With support from three west Ventura County cities secured, an ambitious plan to bring minor league baseball to the county by April, 1996, must still overcome parochial rivalries and economic realities.
The easy part is finished: persuading the cities to consider building a stadium for a baseball team to be named later.
Camarillo, Oxnard and, as of Monday night, Ventura have agreed to spend as much as $100,000 on a feasibility study.
Now comes the tough part: finding a site for the stadium and a way to finance the facility, which could cost as much as $12 million.
Even as the Ventura City Council gave the measure unanimous approval Monday, some members expressed doubts that the project would ever be built.
“Do we get our money back if Ventura is not chosen to be the site?” Councilman Gary Tuttle asked before Monday’s vote. “If it’s in Oxnard, are we really prepared to fund an Oxnard facility?”
In Oxnard, Mayor Manuel Lopez said he would not support a final plan unless organizers use private funding, not city money, for the stadium.
“Even if we wanted to, we couldn’t do it,” Lopez said in an interview Tuesday. “I don’t think anyone in his right mind on any council would support the cities paying for the stadium.”
The issue of financing should be resolved in the feasibility study now approved by all three cities. A consultant is expected to tell community leaders where to build a stadium, how to finance it and how much return to expect on their investment.
Securing a team should not be a problem, minor league officials say. The California League has pledged to deliver a Class A baseball team if the cities deliver a stadium.
Communities have done that in other areas and found the minor league games a popular form of entertainment for families. But the baseball teams seldom pay back what the communities have invested in the facility, forcing cities to lease the stadiums for other events and fund the projects out of city revenues.
At a meeting last month, leaders from the three cities agreed to ask their councils to study the concept. All the cities have now agreed and will split the costs proportionately.

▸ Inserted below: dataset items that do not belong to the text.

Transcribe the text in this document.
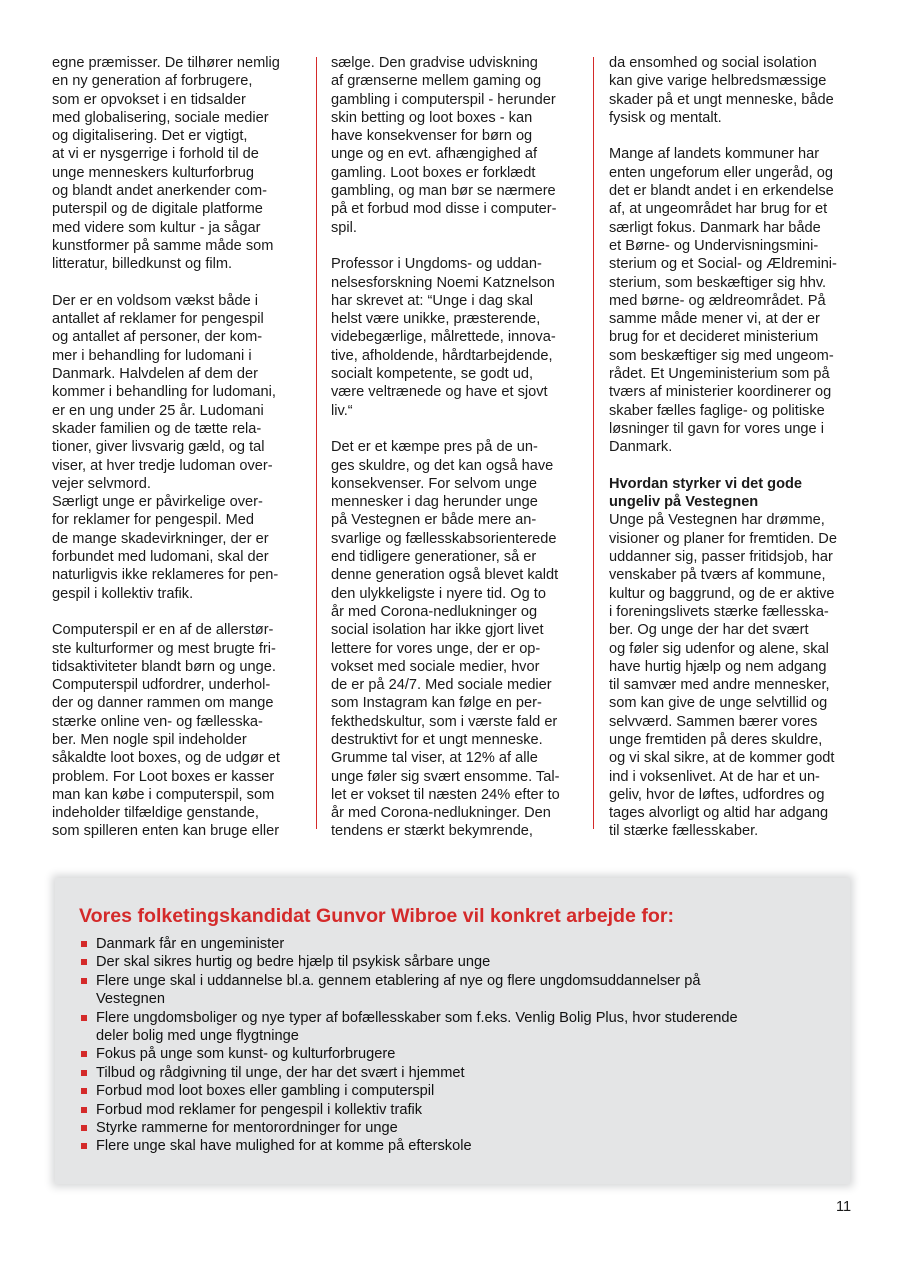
egne præmisser. De tilhører nemlig

en ny generation af forbrugere,

som er opvokset i en tidsalder

med globalisering, sociale medier

og digitalisering. Det er vigtigt,

at vi er nysgerrige i forhold til de

unge menneskers kulturforbrug

og blandt andet anerkender com-

puterspil og de digitale platforme

med videre som kultur - ja sågar

kunstformer på samme måde som

litteratur, billedkunst og film.

Der er en voldsom vækst både i

antallet af reklamer for pengespil

og antallet af personer, der kom-

mer i behandling for ludomani i

Danmark. Halvdelen af dem der

kommer i behandling for ludomani,

er en ung under 25 år. Ludomani

skader familien og de tætte rela-

tioner, giver livsvarig gæld, og tal

viser, at hver tredje ludoman over-

vejer selvmord.

Særligt unge er påvirkelige over-

for reklamer for pengespil. Med

de mange skadevirkninger, der er

forbundet med ludomani, skal der

naturligvis ikke reklameres for pen-

gespil i kollektiv trafik.

Computerspil er en af de allerstør-

ste kulturformer og mest brugte fri-

tidsaktiviteter blandt børn og unge.

Computerspil udfordrer, underhol-

der og danner rammen om mange

stærke online ven- og fællesska-

ber. Men nogle spil indeholder

såkaldte loot boxes, og de udgør et

problem. For Loot boxes er kasser

man kan købe i computerspil, som

indeholder tilfældige genstande,

som spilleren enten kan bruge eller

sælge. Den gradvise udviskning

af grænserne mellem gaming og

gambling i computerspil - herunder

skin betting og loot boxes - kan

have konsekvenser for børn og

unge og en evt. afhængighed af

gamling. Loot boxes er forklædt

gambling, og man bør se nærmere

på et forbud mod disse i computer-

spil.

Professor i Ungdoms- og uddan-

nelsesforskning Noemi Katznelson

har skrevet at: “Unge i dag skal

helst være unikke, præsterende,

videbegærlige, målrettede, innova-

tive, afholdende, hårdtarbejdende,

socialt kompetente, se godt ud,

være veltrænede og have et sjovt

liv.“

Det er et kæmpe pres på de un-

ges skuldre, og det kan også have

konsekvenser. For selvom unge

mennesker i dag herunder unge

på Vestegnen er både mere an-

svarlige og fællesskabsorienterede

end tidligere generationer, så er

denne generation også blevet kaldt

den ulykkeligste i nyere tid. Og to

år med Corona-nedlukninger og

social isolation har ikke gjort livet

lettere for vores unge, der er op-

vokset med sociale medier, hvor

de er på 24/7. Med sociale medier

som Instagram kan følge en per-

fekthedskultur, som i værste fald er

destruktivt for et ungt menneske.

Grumme tal viser, at 12% af alle

unge føler sig svært ensomme. Tal-

let er vokset til næsten 24% efter to

år med Corona-nedlukninger. Den

tendens er stærkt bekymrende,

da ensomhed og social isolation

kan give varige helbredsmæssige

skader på et ungt menneske, både

fysisk og mentalt.

Mange af landets kommuner har

enten ungeforum eller ungeråd, og

det er blandt andet i en erkendelse

af, at ungeområdet har brug for et

særligt fokus. Danmark har både

et Børne- og Undervisningsmini-

sterium og et Social- og Ældremini-

sterium, som beskæftiger sig hhv.

med børne- og ældreområdet. På

samme måde mener vi, at der er

brug for et decideret ministerium

som beskæftiger sig med ungeom-

rådet. Et Ungeministerium som på

tværs af ministerier koordinerer og

skaber fælles faglige- og politiske

løsninger til gavn for vores unge i

Danmark.

Hvordan styrker vi det gode

ungeliv på Vestegnen

Unge på Vestegnen har drømme,

visioner og planer for fremtiden. De

uddanner sig, passer fritidsjob, har

venskaber på tværs af kommune,

kultur og baggrund, og de er aktive

i foreningslivets stærke fællesska-

ber. Og unge der har det svært

og føler sig udenfor og alene, skal

have hurtig hjælp og nem adgang

til samvær med andre mennesker,

som kan give de unge selvtillid og

selvværd. Sammen bærer vores

unge fremtiden på deres skuldre,

og vi skal sikre, at de kommer godt

ind i voksenlivet. At de har et un-

geliv, hvor de løftes, udfordres og

tages alvorligt og altid har adgang

til stærke fællesskaber.

Vores folketingskandidat Gunvor Wibroe vil konkret arbejde for:
Danmark får en ungeminister
Der skal sikres hurtig og bedre hjælp til psykisk sårbare unge
Flere unge skal i uddannelse bl.a. gennem etablering af nye og flere ungdomsuddannelser på
Vestegnen
Flere ungdomsboliger og nye typer af bofællesskaber som f.eks. Venlig Bolig Plus, hvor studerende
deler bolig med unge flygtninge
Fokus på unge som kunst- og kulturforbrugere
Tilbud og rådgivning til unge, der har det svært i hjemmet
Forbud mod loot boxes eller gambling i computerspil
Forbud mod reklamer for pengespil i kollektiv trafik
Styrke rammerne for mentorordninger for unge
Flere unge skal have mulighed for at komme på efterskole
11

Camarillo City Manager Bill Little said the cities could seek bids for a consultant by the end of May and choose a firm by July. He expects a report and final vote by the city councils this fall. If the effort is successful, a team could be playing in its new stadium by April, 1996.

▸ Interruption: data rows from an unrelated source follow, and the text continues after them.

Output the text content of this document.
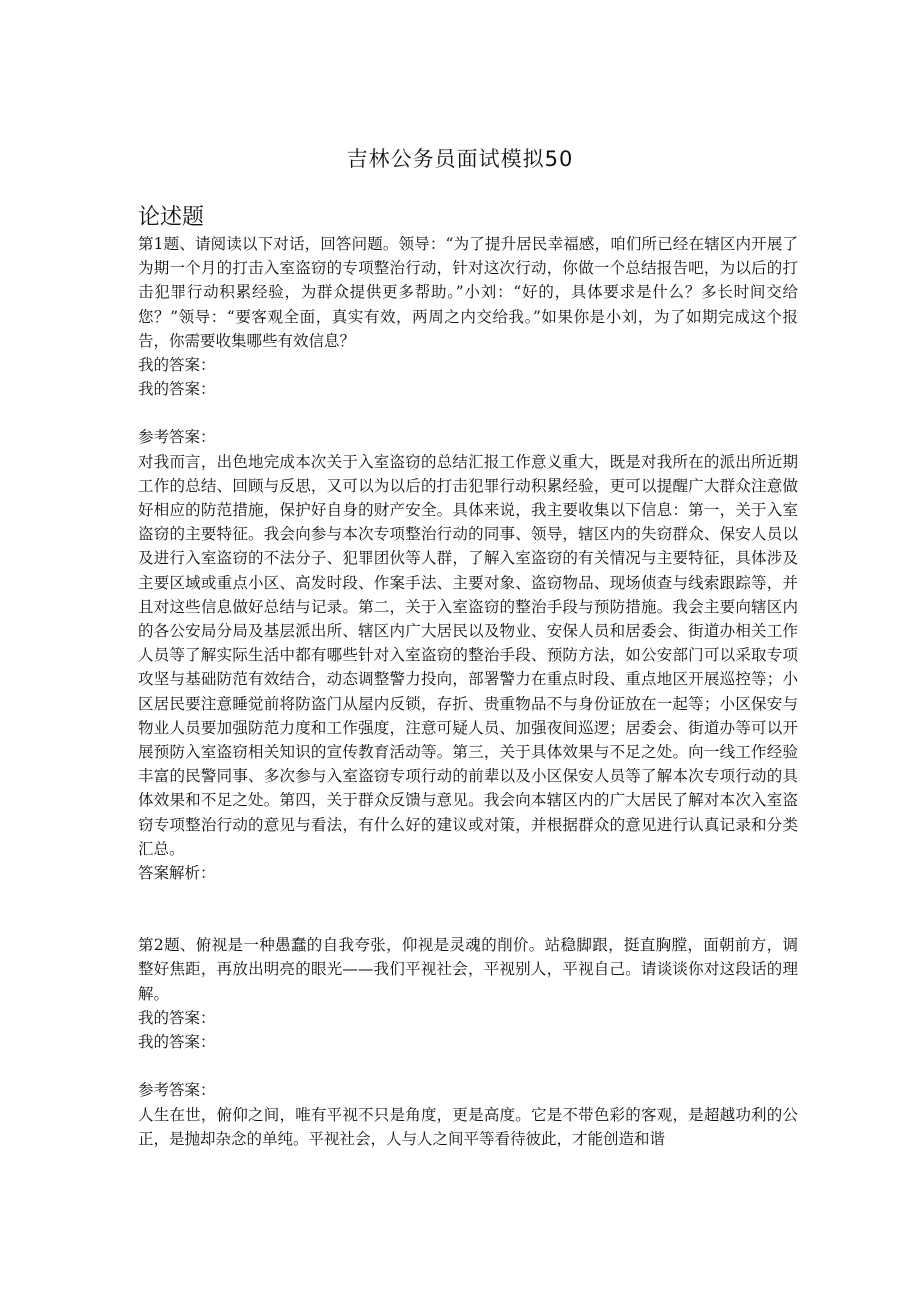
吉林公务员面试模拟50
论述题

第1题、请阅读以下对话，回答问题。领导：“为了提升居民幸福感，咱们所已经在辖区内开展了为期一个月的打击入室盗窃的专项整治行动，针对这次行动，你做一个总结报告吧，为以后的打击犯罪行动积累经验，为群众提供更多帮助。”小刘：“好的，具体要求是什么？多长时间交给您？”领导：“要客观全面，真实有效，两周之内交给我。”如果你是小刘，为了如期完成这个报告，你需要收集哪些有效信息？

我的答案：

我的答案：

参考答案：

对我而言，出色地完成本次关于入室盗窃的总结汇报工作意义重大，既是对我所在的派出所近期工作的总结、回顾与反思，又可以为以后的打击犯罪行动积累经验，更可以提醒广大群众注意做好相应的防范措施，保护好自身的财产安全。具体来说，我主要收集以下信息：第一，关于入室盗窃的主要特征。我会向参与本次专项整治行动的同事、领导，辖区内的失窃群众、保安人员以及进行入室盗窃的不法分子、犯罪团伙等人群，了解入室盗窃的有关情况与主要特征，具体涉及主要区域或重点小区、高发时段、作案手法、主要对象、盗窃物品、现场侦查与线索跟踪等，并且对这些信息做好总结与记录。第二，关于入室盗窃的整治手段与预防措施。我会主要向辖区内的各公安局分局及基层派出所、辖区内广大居民以及物业、安保人员和居委会、街道办相关工作人员等了解实际生活中都有哪些针对入室盗窃的整治手段、预防方法，如公安部门可以采取专项攻坚与基础防范有效结合，动态调整警力投向，部署警力在重点时段、重点地区开展巡控等；小区居民要注意睡觉前将防盗门从屋内反锁，存折、贵重物品不与身份证放在一起等；小区保安与物业人员要加强防范力度和工作强度，注意可疑人员、加强夜间巡逻；居委会、街道办等可以开展预防入室盗窃相关知识的宣传教育活动等。第三，关于具体效果与不足之处。向一线工作经验丰富的民警同事、多次参与入室盗窃专项行动的前辈以及小区保安人员等了解本次专项行动的具体效果和不足之处。第四，关于群众反馈与意见。我会向本辖区内的广大居民了解对本次入室盗窃专项整治行动的意见与看法，有什么好的建议或对策，并根据群众的意见进行认真记录和分类汇总。

答案解析：

第2题、俯视是一种愚蠢的自我夸张，仰视是灵魂的削价。站稳脚跟，挺直胸膛，面朝前方，调整好焦距，再放出明亮的眼光——我们平视社会，平视别人，平视自己。请谈谈你对这段话的理解。

我的答案：

我的答案：

参考答案：

人生在世，俯仰之间，唯有平视不只是角度，更是高度。它是不带色彩的客观，是超越功利的公正，是抛却杂念的单纯。平视社会，人与人之间平等看待彼此，才能创造和谐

“It’s going to take several months to build, and it’s going to take several months to finance,” Little said. “You just start working back from April ‘96, and you don’t have a lot of time.”
But some critics are not sure that the project will ever get that far.
Tuttle predicted that selecting a site could kill the current spirit of cooperation. Organizers are looking at about 10 sites in the western county, most of them near the Ventura Freeway.
“I’ve got to think if it’s in Ventura, those councils are not going to fund something in the city of Ventura,” he said. “I’d be real surprised to see Ventura money going to Camarillo or Oxnard.”
Project supporters say the location shouldn’t stop a project with so much popular appeal.
“My No. 1 concern is we get it here in the area, regardless of where it is or who does it,” Oxnard City Councilman Bedford Pinkard said.
A bigger hurdle might be the cost of the project. In addition to Lopez, Ventura Mayor Tom Buford expressed concerns about the price tag.
“The kind of dollars we are talking about,” he said, “it’s going to be real difficult to put those kinds of dollars together.”
Phyllis W. Jordan is a correspondent and Constance Sommer is a Times staff writer.
NEXT STEP
In May or June, the cities will issue a request-for-proposal statement, seeking bids for a feasibility study for a stadium for minor league baseball. Community leaders will convene a meeting for baseball enthusiasts who want to be involved in developing the project. A date for the meeting has not been set. In July, the cities will choose a consultant to conduct the study. The consultant could report back by the fall.